Numa planta de um Guia de Paris de 1883 estão marcadas as linhas do omnibus.

be13fig. 23 - Pormenor da planta City of Paris do Letts’ Popular Atlas 1883.

A vermelho está assinalada por mim a igreja de Saint Philippe du Roule. A amarelo com a letra D a linha Ternes – Boulevard des Filles du Calvaire.

be13afig. 24 - Pormenor das linhas do omnibus na planta anterior. Sublinhada a linha D.

Na imagem seguinte vemos o omnibus circulando no sentido nascente-poente na rua do Faubourg Saint Honoré em frente da igreja de Saint Philippe.
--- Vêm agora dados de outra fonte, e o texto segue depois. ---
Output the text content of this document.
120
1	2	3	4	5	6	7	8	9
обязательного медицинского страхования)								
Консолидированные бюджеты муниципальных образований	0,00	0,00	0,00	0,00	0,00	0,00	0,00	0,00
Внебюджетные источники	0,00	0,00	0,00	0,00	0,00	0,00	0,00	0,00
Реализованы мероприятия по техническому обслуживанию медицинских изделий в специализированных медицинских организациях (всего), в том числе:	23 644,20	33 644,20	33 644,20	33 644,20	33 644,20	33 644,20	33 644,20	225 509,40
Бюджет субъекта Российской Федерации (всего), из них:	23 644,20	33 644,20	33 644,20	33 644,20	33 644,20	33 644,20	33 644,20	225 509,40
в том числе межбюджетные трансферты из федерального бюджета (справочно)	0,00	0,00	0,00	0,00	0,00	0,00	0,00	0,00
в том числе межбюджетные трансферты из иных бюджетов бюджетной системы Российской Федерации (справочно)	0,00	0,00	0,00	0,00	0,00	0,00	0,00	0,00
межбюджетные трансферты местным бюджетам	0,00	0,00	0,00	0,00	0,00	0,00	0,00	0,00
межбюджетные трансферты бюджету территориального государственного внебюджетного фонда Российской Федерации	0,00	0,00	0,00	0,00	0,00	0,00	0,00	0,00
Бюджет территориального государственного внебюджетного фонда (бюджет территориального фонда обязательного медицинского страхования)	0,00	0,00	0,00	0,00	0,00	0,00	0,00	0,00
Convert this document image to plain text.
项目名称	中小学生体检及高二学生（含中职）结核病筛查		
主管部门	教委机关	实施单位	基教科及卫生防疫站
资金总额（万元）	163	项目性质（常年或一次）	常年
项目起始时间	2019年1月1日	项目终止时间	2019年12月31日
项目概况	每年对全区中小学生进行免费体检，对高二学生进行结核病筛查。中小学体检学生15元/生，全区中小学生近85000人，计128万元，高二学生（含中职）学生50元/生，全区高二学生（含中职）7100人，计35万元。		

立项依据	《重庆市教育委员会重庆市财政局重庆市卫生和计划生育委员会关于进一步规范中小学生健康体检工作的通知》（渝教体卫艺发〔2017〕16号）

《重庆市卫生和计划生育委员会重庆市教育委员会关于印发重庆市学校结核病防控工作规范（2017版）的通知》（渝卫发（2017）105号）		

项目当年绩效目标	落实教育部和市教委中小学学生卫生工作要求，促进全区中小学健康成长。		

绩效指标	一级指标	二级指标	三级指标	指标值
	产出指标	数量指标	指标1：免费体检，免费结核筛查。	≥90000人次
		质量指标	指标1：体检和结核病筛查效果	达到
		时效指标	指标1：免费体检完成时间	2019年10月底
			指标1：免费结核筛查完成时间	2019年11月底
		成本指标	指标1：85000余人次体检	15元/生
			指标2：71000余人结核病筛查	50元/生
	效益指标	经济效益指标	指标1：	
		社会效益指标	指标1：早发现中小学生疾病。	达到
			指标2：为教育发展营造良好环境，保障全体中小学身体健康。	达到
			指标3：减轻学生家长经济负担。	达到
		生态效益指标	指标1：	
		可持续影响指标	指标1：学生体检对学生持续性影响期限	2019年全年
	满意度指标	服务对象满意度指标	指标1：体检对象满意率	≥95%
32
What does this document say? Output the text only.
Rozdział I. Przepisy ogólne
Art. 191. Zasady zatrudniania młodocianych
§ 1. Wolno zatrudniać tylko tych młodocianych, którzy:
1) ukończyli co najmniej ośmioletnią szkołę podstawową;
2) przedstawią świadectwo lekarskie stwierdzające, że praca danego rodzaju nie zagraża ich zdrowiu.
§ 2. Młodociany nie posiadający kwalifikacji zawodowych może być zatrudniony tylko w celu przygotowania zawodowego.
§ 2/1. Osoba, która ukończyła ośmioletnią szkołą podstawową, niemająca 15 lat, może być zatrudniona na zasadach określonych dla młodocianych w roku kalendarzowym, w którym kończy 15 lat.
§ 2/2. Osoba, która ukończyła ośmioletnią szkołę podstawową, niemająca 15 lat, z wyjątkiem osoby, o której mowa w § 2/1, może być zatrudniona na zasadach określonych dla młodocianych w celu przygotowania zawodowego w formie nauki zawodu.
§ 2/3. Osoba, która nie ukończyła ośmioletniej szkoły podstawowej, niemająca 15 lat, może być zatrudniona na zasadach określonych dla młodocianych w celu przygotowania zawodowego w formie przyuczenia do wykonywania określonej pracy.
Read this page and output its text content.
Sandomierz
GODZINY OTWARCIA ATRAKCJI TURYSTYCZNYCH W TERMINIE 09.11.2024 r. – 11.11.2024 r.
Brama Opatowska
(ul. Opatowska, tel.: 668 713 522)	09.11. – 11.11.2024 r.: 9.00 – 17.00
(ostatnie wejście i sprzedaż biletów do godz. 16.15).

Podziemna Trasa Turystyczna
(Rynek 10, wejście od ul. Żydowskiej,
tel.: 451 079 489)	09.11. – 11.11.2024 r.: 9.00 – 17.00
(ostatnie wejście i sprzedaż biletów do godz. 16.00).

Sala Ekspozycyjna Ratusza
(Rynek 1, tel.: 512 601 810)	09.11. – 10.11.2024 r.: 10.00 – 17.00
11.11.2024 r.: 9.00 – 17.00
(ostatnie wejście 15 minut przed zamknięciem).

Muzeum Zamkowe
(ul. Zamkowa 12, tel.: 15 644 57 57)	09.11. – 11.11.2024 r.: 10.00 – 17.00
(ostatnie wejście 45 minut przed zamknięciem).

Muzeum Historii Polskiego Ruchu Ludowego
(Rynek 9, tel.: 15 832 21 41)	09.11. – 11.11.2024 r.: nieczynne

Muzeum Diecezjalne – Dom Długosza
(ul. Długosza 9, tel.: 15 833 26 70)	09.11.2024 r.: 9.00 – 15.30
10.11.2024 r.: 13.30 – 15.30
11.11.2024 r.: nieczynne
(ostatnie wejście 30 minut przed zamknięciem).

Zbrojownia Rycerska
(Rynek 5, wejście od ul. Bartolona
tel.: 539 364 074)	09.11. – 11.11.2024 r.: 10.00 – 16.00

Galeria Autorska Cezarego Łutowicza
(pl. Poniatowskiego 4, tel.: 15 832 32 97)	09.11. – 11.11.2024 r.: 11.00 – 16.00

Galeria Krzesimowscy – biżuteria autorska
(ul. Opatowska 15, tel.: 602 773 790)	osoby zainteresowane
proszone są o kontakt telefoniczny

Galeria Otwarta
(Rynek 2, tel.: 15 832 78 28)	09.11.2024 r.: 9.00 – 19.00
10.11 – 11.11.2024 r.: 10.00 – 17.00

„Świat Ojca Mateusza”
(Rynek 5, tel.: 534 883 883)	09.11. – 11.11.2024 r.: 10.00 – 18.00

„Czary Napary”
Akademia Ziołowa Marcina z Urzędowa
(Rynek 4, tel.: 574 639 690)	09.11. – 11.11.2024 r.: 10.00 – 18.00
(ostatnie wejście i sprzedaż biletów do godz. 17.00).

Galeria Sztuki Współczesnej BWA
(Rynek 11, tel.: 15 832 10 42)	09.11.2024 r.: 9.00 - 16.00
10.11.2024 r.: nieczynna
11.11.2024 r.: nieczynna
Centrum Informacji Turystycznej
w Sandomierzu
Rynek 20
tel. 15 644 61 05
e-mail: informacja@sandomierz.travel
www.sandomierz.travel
be12afig. 25 – Postal da época.

Numa outra imagem para além de um omnibus vemos a mudança necessária dos cavalos que puxavam os omnibus.

be12bfig. 26 – Postal da época.

[1] Henri Bacon (1840-?) Parisian Art and Artists (1880) Edição de James R. Osgood and Company Boston 1883 (pág. 126).
[2] Henri René Albert Guy de Maupassant,(1850-1893)
[3] Guy de Maupassant, Bel Ami, 1885, Ed. Press-Pocket, Paris, 1990. (pág.130).
 
Outras obras de Jean Béraud com afinidades com Le Dimanche, près de Saint-Philippe-du-Roule


be15fig. 27 - Jean Béraud Sortant de la Madeleine, óleo s/ tela 23,5 x 31,8 cm. colecção particular.

be14afig. 28 - Jean Béraud Après l'Office à l'Eglise de la Sainte-Trinité 1900 . Óleo sobre tela 49 x 65 cm. musée Carnavalet,


be17fig. 29 - Jean Béraud La premiere comunion s/d, óleo sobre tela 55,3 x 66 cm. Colecção particular.

E ainda a Saída do Liceu Condorcet lembrando a mensagem anterior, já que o edifício onde foi instalado o Liceu era o Convento dos dos Capuchinhos construído entre 1780 e 1782, pelo arquitecto Alexandre-Théodore Brongniart (1739- 1813). Este convento com a igreja de Saint Philippe du Roule foram os primeiros edifícios religiosos neoclássicos de Paris.


be16fig. 30 - Jean Beraud La sortie du lycée Condorcet 1903, óleo s/ tela 51 x 65 cm.  colecção particular.